Title: On the existence and regularity of weakly nonlinear stationary Boltzmann equations : a Fredholm alternative approach Show Chinese title

Title: 弱非线性平稳玻尔兹曼方程的存在性和正则性：Fredholm 替代方法

Abstract: The celebrated Fredholm alternative theorem works for the setting of identity compact operators. This idea has been widely used to solve linear partial differential equations \cite{Evans}. In this article, we demonstrate a generalized Fredholm theory in the setting of identity power compact operators, which was suggested in Cercignani and Palczewski \cite{CP} to solve the existence of the stationary Boltzmann equation in a slab domain.
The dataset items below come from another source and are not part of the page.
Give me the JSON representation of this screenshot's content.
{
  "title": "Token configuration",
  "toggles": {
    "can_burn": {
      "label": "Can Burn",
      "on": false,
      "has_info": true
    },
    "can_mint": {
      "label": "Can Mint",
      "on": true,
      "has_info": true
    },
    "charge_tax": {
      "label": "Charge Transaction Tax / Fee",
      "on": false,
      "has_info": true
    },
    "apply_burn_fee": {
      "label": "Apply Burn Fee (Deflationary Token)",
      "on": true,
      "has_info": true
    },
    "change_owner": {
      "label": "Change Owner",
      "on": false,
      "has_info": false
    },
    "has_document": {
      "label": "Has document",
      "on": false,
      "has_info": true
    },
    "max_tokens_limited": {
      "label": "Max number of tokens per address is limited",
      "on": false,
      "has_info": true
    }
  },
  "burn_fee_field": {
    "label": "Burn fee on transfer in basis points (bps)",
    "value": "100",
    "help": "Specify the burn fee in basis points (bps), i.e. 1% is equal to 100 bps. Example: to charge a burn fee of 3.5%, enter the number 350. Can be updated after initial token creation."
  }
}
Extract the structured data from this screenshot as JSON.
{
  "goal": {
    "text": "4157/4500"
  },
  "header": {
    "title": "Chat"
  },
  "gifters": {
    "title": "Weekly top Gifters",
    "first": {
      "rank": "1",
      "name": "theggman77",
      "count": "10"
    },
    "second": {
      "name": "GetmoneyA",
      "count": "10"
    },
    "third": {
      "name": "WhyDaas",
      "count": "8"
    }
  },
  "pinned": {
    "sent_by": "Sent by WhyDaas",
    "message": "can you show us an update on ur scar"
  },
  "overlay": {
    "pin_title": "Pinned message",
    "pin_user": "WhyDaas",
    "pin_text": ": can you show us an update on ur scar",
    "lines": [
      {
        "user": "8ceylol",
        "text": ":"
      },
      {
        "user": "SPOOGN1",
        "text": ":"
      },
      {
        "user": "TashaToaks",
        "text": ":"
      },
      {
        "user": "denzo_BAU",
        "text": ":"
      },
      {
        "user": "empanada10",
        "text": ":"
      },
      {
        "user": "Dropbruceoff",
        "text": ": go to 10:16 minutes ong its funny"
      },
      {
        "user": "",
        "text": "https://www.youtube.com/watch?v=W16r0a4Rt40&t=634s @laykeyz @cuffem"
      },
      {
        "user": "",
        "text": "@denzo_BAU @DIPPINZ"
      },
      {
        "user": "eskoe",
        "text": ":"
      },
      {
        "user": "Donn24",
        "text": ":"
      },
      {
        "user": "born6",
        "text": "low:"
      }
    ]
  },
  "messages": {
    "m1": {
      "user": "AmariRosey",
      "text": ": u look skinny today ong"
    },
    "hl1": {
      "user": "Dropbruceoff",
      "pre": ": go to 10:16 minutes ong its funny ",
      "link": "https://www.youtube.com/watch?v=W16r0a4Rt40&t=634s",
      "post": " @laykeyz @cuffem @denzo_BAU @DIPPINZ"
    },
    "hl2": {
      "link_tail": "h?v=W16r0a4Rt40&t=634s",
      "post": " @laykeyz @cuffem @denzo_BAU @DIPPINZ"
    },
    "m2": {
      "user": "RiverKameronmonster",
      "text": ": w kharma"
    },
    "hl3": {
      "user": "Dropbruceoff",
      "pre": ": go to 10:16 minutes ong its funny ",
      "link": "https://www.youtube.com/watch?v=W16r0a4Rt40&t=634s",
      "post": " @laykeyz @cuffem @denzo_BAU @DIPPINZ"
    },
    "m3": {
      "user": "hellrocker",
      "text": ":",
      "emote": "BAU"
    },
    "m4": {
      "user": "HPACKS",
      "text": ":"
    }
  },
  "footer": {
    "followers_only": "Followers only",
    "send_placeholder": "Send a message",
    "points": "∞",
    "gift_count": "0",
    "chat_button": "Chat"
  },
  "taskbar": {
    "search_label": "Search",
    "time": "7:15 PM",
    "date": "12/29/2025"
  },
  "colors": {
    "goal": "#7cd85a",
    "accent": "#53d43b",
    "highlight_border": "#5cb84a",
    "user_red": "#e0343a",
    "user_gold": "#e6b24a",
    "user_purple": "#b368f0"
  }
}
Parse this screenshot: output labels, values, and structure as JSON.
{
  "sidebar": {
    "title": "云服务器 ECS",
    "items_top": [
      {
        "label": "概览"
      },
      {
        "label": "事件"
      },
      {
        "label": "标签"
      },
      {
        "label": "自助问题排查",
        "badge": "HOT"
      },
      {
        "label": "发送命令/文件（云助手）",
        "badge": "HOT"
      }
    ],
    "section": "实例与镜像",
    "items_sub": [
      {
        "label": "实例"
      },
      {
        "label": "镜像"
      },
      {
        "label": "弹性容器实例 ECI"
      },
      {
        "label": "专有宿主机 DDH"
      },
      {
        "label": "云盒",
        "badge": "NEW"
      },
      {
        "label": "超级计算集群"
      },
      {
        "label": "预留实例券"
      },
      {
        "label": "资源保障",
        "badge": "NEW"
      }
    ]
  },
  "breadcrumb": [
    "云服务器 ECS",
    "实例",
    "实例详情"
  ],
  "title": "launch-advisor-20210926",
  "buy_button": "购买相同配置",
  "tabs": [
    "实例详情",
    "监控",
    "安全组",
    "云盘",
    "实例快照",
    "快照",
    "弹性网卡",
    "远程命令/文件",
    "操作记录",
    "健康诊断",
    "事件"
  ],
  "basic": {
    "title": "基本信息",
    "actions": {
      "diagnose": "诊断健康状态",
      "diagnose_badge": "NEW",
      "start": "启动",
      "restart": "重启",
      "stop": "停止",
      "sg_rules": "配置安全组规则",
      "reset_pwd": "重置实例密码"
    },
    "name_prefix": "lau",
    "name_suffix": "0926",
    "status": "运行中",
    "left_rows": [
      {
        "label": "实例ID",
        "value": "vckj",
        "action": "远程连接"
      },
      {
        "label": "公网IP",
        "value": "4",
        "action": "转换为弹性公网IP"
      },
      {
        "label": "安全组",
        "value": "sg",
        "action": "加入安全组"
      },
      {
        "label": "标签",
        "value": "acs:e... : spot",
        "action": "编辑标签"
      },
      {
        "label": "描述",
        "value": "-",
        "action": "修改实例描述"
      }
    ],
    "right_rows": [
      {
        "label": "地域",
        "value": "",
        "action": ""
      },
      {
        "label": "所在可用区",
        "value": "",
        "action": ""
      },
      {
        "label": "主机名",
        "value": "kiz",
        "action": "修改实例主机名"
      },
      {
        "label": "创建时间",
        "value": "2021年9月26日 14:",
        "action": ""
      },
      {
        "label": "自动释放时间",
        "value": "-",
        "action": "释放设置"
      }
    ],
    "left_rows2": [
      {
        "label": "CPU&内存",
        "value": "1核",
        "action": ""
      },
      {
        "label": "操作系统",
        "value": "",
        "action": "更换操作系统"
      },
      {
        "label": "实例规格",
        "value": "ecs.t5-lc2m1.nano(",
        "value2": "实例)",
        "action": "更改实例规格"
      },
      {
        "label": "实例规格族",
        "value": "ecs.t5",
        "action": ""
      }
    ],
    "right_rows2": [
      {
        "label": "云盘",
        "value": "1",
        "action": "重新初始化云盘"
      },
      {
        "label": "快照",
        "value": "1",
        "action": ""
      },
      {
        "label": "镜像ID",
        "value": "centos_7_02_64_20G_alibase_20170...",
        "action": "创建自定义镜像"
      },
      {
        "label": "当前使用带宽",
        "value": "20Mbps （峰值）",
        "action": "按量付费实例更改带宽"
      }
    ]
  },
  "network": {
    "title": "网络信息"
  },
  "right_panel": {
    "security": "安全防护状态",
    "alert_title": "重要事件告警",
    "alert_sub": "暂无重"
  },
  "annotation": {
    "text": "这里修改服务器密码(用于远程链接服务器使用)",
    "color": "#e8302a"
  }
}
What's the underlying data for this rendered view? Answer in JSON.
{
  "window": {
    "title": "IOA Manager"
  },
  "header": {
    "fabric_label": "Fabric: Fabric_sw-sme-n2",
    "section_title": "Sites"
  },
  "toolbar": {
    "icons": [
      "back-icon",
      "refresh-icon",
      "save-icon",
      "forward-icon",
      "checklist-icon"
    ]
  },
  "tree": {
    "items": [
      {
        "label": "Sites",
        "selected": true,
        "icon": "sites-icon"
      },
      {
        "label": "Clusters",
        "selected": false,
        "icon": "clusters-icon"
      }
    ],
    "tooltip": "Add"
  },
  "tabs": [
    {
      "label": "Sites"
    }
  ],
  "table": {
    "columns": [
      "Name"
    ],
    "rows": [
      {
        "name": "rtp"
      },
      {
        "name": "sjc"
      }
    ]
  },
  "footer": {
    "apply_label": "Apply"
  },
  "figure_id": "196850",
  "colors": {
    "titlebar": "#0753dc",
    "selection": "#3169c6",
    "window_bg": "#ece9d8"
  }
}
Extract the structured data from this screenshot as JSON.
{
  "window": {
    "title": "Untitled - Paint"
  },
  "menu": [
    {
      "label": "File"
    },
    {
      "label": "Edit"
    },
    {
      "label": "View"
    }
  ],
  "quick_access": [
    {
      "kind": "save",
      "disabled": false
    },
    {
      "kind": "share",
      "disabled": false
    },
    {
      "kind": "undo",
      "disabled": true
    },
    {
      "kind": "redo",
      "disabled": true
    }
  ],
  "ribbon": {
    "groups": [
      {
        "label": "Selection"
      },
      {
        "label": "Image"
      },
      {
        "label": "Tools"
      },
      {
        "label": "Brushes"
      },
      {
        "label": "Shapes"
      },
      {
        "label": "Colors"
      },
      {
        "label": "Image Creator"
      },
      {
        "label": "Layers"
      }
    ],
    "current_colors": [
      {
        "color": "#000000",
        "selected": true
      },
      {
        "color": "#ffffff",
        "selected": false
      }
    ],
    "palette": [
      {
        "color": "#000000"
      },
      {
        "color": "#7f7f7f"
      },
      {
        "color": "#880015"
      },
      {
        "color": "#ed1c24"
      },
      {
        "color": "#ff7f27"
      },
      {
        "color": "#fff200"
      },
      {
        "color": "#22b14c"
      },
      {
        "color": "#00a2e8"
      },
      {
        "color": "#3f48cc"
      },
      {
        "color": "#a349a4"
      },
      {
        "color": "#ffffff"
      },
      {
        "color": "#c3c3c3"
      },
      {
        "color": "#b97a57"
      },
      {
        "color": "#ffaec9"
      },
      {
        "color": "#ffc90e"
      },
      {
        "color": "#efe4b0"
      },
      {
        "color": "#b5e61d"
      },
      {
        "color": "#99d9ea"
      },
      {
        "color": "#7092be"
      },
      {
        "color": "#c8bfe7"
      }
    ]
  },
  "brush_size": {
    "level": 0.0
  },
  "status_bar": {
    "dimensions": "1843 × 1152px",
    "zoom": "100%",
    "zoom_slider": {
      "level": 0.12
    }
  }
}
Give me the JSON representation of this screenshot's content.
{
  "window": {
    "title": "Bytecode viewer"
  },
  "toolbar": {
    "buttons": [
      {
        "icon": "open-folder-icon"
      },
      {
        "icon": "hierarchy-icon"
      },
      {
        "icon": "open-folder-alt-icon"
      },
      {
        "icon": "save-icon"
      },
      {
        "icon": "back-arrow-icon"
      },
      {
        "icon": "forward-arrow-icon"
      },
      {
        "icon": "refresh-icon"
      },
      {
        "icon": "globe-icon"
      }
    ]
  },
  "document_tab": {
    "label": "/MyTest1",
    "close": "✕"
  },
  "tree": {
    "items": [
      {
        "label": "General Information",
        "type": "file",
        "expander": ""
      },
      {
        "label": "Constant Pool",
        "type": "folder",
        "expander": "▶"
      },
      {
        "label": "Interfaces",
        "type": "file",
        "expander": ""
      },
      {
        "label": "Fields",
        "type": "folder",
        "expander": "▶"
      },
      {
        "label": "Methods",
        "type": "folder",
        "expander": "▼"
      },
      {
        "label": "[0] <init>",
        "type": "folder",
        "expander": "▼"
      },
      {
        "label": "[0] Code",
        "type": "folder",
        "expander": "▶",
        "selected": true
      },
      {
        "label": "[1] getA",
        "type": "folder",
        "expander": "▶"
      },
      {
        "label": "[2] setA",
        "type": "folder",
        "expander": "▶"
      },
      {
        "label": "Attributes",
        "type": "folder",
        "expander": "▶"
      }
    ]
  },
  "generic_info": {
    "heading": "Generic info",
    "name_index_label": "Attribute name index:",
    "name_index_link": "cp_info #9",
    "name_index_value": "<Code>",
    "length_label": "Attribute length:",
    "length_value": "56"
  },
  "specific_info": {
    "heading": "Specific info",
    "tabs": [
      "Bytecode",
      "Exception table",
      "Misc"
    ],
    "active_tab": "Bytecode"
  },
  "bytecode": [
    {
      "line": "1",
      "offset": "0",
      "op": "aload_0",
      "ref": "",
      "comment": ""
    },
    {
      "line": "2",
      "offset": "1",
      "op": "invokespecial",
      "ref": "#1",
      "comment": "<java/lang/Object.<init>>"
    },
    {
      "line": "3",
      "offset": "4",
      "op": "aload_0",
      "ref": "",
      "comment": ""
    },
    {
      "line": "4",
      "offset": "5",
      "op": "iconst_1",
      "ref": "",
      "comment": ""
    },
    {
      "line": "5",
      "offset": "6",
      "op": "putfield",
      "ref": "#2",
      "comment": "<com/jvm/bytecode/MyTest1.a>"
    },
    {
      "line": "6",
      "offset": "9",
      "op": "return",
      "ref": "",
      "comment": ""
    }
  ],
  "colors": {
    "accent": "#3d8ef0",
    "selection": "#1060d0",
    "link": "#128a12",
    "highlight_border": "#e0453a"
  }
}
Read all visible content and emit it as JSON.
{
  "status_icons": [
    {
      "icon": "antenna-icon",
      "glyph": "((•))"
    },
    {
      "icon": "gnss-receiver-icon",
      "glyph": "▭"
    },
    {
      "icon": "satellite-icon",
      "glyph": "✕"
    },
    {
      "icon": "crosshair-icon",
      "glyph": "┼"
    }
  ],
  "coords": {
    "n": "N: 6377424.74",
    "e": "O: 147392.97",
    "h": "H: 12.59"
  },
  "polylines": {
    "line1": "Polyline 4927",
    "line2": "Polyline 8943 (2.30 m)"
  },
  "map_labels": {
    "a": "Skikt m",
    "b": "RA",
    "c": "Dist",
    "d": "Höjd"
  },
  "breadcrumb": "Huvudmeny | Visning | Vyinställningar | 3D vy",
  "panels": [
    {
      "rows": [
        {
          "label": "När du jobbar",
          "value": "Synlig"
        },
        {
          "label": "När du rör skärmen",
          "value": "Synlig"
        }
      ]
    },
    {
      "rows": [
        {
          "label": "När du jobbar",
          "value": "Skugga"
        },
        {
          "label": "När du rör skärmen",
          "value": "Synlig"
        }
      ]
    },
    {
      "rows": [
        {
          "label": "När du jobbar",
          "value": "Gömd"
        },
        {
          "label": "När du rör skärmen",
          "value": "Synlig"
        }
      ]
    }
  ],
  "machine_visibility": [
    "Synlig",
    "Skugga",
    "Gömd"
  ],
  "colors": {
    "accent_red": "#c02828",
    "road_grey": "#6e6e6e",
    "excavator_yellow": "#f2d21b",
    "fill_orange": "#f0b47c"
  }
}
We carry out the detailed analysis based on this generalized Fredholm theory to prove the existence theory of the stationary Boltzmann equation in bounded three-dimensional convex domains. To prove that the integral form of the linearized Boltzmann equation satisfies the identity power compact setting requires the regularizing effect of the solution operators. Once the existence and regularity theories for the linear case are established, with suitable bilinear estimates, the nonlinear existence theory is accomplished. Show Chinese abstract

Abstract: 著名的 Fredholm 择一定理适用于恒等幂紧致算子的设定。该思想已被广泛应用于求解线性偏微分方程 \cite{Evans}。本文，我们证明了一个广义的 Fredholm 理论，该理论在恒等幂紧致算子的设定下成立，该理论由 Cercignani 和 Palczewski \cite{CP} 提出，用于解决平板域中稳态玻尔兹曼方程的存在性。我们基于该广义 Fredholm 理论进行了详细的分析，证明了有界三维凸域中稳态玻尔兹曼方程的存在性。为了证明线性化玻尔兹曼方程的积分形式满足恒等幂紧致设定，需要解算子的正则化效应。一旦建立了线性情形的存在性和正则性理论，并给出了合适的双线性估计，非线性存在性理论就完成了。